Sunday, March 22, 2015

Venison Stroganoff

My wife's brother loves to hunt, especially for deer.  He feeds his family with it all year and, when they come to visit, he always brings us pounds and pounds of delicious venison. While we do have some deer steaks and tenderloins in there, the freezer is mostly stuffed with ground deer meat. One can only have so many burgers or meatloaves or tacos, so now comes the task of trying to figure out something interesting to make with it all.

Looks pretty much like ground beef but has quadruple the flavor

I figured I could play around and come up with something tasty.  When I started cooking this, I had no idea how it would turn out.  I debated just calling it "deer stuff," but venison stroganoff sounds so much fancier, don't you think?  And, as we all know, I'm so fancy!

Before you completely write off this recipe because "deer meat is icky," hear me out!  Venison is actually quite good for you...much lower in fat than our traditional burger meat and very flavorful. Give it a chance and you really might be surprised at how fantastic it can be.  Let's get to work on something good!

I happen to have some onions and mushrooms in the fridge.  Those should blend in nicely with the meat!

I've got the meat sizzling away in another skillet.  I think I'll add a little olive oil to help it brown since it doesn't have much fat of it's own.  How 'bout a few splashes of Worcestershire sauce?  A couple sprigs of thyme?  Some rosemary?  Perhaps a bit of red wine?  And, shucks, let's go crazy with some beef broth!

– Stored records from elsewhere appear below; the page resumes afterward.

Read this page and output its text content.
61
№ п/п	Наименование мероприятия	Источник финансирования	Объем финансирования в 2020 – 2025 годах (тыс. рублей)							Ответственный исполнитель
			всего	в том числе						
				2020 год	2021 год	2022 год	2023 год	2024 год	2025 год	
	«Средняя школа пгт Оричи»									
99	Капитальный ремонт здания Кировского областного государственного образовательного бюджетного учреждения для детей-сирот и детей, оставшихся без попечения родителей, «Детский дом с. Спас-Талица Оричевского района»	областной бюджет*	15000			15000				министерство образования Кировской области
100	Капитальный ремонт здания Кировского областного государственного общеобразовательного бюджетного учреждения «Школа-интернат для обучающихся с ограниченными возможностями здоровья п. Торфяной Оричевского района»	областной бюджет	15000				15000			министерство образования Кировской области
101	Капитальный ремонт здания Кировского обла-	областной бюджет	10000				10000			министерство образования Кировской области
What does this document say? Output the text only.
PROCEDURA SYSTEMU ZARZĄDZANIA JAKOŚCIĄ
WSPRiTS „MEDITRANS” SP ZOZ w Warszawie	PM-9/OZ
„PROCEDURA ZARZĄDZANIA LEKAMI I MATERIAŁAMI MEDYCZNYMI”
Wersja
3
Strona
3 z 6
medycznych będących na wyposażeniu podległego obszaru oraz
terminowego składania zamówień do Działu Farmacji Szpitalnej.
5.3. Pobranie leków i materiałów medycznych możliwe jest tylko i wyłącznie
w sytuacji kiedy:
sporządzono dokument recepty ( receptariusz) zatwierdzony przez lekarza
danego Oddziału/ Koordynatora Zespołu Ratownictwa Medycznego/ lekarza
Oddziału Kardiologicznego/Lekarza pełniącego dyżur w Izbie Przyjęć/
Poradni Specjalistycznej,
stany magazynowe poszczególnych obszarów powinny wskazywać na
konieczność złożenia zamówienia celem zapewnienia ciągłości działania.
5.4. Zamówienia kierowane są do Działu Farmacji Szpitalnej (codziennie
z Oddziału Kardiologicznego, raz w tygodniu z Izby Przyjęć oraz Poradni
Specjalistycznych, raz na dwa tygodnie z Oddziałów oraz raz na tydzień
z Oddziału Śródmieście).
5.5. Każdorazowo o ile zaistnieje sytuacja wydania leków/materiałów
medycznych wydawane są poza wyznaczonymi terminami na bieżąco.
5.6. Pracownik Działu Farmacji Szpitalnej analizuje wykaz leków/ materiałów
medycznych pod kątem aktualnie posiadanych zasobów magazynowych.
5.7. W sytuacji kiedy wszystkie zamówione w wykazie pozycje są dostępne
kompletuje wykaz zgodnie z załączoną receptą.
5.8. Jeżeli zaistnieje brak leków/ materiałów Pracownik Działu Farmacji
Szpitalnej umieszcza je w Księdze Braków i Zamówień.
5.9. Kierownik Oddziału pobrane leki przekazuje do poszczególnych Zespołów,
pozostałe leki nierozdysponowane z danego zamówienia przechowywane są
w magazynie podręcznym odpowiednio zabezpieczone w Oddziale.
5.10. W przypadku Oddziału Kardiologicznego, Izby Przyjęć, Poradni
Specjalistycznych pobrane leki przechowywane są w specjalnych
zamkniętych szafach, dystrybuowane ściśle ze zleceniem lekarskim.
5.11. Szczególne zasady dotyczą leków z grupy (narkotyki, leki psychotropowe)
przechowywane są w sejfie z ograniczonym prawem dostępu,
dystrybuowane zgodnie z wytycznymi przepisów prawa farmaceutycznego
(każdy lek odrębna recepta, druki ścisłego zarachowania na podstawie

Now that I've added my sauteed mushrooms and onions to the meat, this dish is really starting to come together!



As a final touch, I added a bit of cream to make this stroganoffy.  I made that word up.  Cute, huh?



I debated between serving this over egg noodles (like a traditional stroganoff) but ultimately decided to serve over rice instead to help soak up all the amazing gravy.  We were NOT disappointed.


I may have added a little Parmesan cheese to the cooked rice before dousing it with the deer....ok, ok, I definitely did.  I'm a parm-a-holic!  It really went well with my deer dish.

Try it.  You'll like it.

-Sam

Venison Stroganoff

1 lb. ground deer (or ground beef)
1 vidalia onion, chopped
1 lb. mushrooms, sliced
2 tbsp. olive oil
2 cups beef broth
2 tbsp. Worcestershire sauce
1/4 cup red wine
2 sprigs thyme
1 tsp. rosemary
1/2 cup heavy cream
cooked rice
parmesan (optional)

Brown and then drain the deer meat in a large, deep skillet with 1 tbsp. olive oil.  In a separate skillet, brown the mushrooms and the onions with 1 tbsp. olive oil.  To the deer meat, add the broth, Worcestershire sauce, wine, thyme, and rosemary.  Bring to a simmer and then add the mushrooms and onions.

Remove from the heat and stir in 1 cup heavy cream.  Stir over cooked rice with parmesan.